From Hollywood celebrities to the guy next door, millions of people have made World of Warcraft a part of their lives. How do you play WoW? We're giving each approach its own 15 Minutes of Fame.

What keeps gamers hooked on their game of choice? Chances are, it's an element of the gameplay that was teased out with the help of games researcher John Hopson.
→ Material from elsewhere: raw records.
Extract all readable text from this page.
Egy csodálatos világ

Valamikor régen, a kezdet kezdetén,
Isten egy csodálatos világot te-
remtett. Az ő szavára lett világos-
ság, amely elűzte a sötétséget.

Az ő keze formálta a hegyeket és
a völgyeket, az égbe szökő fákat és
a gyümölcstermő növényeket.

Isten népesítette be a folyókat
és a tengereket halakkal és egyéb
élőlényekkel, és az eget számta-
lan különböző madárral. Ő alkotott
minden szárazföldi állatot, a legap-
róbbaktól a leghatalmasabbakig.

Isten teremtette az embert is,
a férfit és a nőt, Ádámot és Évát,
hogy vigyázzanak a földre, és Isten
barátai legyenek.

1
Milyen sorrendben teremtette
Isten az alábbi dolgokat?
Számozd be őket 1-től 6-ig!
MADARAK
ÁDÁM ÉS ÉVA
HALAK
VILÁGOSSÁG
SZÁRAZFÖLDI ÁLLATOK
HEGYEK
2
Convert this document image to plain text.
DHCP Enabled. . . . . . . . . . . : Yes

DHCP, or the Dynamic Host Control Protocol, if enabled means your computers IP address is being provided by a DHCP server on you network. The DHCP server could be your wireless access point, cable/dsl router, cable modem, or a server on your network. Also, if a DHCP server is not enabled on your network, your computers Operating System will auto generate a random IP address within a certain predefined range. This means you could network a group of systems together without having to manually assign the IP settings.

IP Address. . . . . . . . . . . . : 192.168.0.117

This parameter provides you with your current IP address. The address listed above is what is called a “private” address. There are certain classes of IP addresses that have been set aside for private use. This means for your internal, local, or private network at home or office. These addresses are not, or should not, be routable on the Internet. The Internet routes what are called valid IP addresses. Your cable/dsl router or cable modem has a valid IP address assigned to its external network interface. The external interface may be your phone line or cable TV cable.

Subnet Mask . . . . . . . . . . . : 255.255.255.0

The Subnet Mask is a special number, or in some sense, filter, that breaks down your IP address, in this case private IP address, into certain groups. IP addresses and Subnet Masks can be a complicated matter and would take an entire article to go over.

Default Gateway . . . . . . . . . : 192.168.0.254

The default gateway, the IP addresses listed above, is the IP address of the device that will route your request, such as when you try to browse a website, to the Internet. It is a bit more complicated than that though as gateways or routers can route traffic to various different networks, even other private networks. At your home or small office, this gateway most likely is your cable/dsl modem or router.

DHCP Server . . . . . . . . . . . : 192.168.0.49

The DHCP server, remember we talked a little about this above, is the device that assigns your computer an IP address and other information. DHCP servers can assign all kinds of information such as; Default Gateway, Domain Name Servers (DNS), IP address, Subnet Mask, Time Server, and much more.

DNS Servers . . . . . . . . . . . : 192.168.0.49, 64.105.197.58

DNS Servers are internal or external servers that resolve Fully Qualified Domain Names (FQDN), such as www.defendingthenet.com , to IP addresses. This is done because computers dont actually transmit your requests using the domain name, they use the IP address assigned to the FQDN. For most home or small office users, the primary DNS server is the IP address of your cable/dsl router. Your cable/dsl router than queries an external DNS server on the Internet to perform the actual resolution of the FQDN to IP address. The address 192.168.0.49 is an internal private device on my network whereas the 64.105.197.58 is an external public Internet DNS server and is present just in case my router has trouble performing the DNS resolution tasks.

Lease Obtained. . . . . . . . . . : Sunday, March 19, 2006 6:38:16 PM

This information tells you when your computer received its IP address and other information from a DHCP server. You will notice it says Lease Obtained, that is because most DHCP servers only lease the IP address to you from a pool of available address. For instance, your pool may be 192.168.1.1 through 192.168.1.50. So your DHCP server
The experimental psychologist and beta program head for Microsoft Game Studios examines what makes gamers do the things they do and then designs ways to keep them happily doing just that -- most recently, in titles such as Shadow Complex, Halo 3: ODST and Halo: Reach.

All that, and he's a WoW player to the core. "I mostly play in the two semi-official Microsoft WoW guilds, and lately I've been a hardcore player in a casual's body," he notes. "My wife and I had our first child a few months ago, so we've both dropped raiding and have been levelling alts instead since that doesn't require a fixed schedule. So far, we're both up to 5 level 80s apiece. :)" We thought it was time to turn the tables on Hopson, a loyal reader and occasional commenter at WoW.com, and ask him for his perspectives on WoW from the inside out.



15 Minutes of Fame: Thanks for talking with us, John. Let's start at the top: Who's your main?

John Hopson: I play in two of the semi-official Microsoft guilds, and they'd prefer to not to advertise. One's an Alliance guild on a PvP realm, one's a Horde guild on a PvE realm.

Weird as it may sound, being in the Microsoft friends-and-family guilds has been one of the best aspects of my WoW experience. They're big enough to encompass a wide variety of players, but everyone's smart and mature. There's also a certain undertone of civility that I find unique to guilds derived from real-world groups. Because everyone knows they might end up running into each other in the hall, the drama tends to be a lot lower. Of course, it also leads to weird situations like a low level employee giving orders to a general manager because the employee is the raid leader that night.

For most of this expansion, I've been playing a feral druid. I love being an off tank and having a different job in every boss fight. I raided in TBC as a resto shaman and in vanilla WoW as an arms warrior.

Experimental psychologist, games researcher, writer ... Gamer ... Which came first, the chicken or the egg? How did you find yourself studying how people play games and working with game designers to make better games with that information?

I'm a gamer, first and always. When I went to graduate school, I found myself doing behavioral psychology during the day and working on some of the early text-based online roleplaying games (MUDs) as a hobby at night. I kept seeing connections between the two and ended up writing an article called "Behavioral Game Design" that was pretty widely read within the industry. The Games User Research group at Microsoft decided I was their kind of guy and gave me a call. I didn't even know this job existed before they contacted me.

Tell us a little about your own WoW habit. What do enjoy most about the game?

For most of my WoW career, I've been a moderately serious raider. I enjoy the coordination aspects of raiding, working out the right strategies to beat a boss with the strengths and weaknesses of a particular raid group. I also like being able to do little activities that add up to raid success, spending an off night getting that one last little thing that might help beat a hard encounter.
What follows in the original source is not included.